Prevailing Party: Second District, Division 1 Adopts Bright-Line Test That “Of Counsel” Attorney Successfully Representing Firm Not Entitled To Recoup Fees For Firm Under Trope Prohibition

 

Close of Relationship Between Firm and “Of Counsel” Found Dispositive.

     Presiding Justice Mallano, on behalf of a 3-0 panel of the Second District, Division 1, adopted a bright-line test in Sands & Associates v. Juknavorian, Case No. B232686 (2d Dist., Div. 1 Oct. 10, 2012) (published).
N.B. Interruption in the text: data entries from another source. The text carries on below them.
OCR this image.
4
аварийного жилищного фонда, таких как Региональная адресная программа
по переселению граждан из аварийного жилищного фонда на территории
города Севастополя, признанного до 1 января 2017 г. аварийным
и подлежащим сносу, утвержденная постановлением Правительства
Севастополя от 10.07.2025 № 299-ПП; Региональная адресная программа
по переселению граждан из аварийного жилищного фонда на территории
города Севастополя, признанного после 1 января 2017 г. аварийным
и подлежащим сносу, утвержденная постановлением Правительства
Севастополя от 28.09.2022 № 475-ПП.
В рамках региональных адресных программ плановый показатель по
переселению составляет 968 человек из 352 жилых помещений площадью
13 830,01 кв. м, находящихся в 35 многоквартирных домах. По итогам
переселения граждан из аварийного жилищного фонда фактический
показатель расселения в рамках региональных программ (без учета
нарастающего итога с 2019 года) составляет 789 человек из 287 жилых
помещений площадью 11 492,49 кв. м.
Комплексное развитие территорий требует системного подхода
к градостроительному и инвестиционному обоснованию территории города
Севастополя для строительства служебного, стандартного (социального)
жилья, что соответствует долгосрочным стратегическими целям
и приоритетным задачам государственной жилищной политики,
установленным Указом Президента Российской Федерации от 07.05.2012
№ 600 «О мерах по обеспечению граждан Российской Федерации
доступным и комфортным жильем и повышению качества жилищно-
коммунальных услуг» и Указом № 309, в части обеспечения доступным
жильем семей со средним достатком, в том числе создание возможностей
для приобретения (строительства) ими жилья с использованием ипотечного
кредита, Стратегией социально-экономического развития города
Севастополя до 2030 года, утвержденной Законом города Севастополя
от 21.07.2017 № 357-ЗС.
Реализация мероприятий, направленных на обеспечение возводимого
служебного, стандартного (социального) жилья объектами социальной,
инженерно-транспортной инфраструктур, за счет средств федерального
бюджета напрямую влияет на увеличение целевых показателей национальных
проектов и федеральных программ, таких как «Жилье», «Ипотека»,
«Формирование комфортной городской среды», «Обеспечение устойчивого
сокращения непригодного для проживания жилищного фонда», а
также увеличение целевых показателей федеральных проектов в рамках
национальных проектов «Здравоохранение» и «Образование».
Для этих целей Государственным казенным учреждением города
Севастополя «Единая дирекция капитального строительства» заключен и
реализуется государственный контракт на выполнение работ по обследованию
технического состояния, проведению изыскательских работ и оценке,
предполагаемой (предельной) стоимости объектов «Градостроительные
The appellate court decided that a firm represented by “of counsel” in a fee dispute cannot recovery attorney’s fees as the prevailing party based on the Trope v. Katz self-representation prohibition. This was based upon the closeness of the relationship between a law firm and “of counsel” (a single, de facto firm). (See People ex rel. Dept. of Corporations v. SpeeDee Oil Change Systems, Inc., 20 Cal.4th 1135, 1153 (1999).) Justice Mallano also provided a nice summary of the leading cases in this area–PLCM Group, Gilbert, Witte, Carpenter, Mix, and Ramona–in adopting a bright-line rule in the “of counsel” context.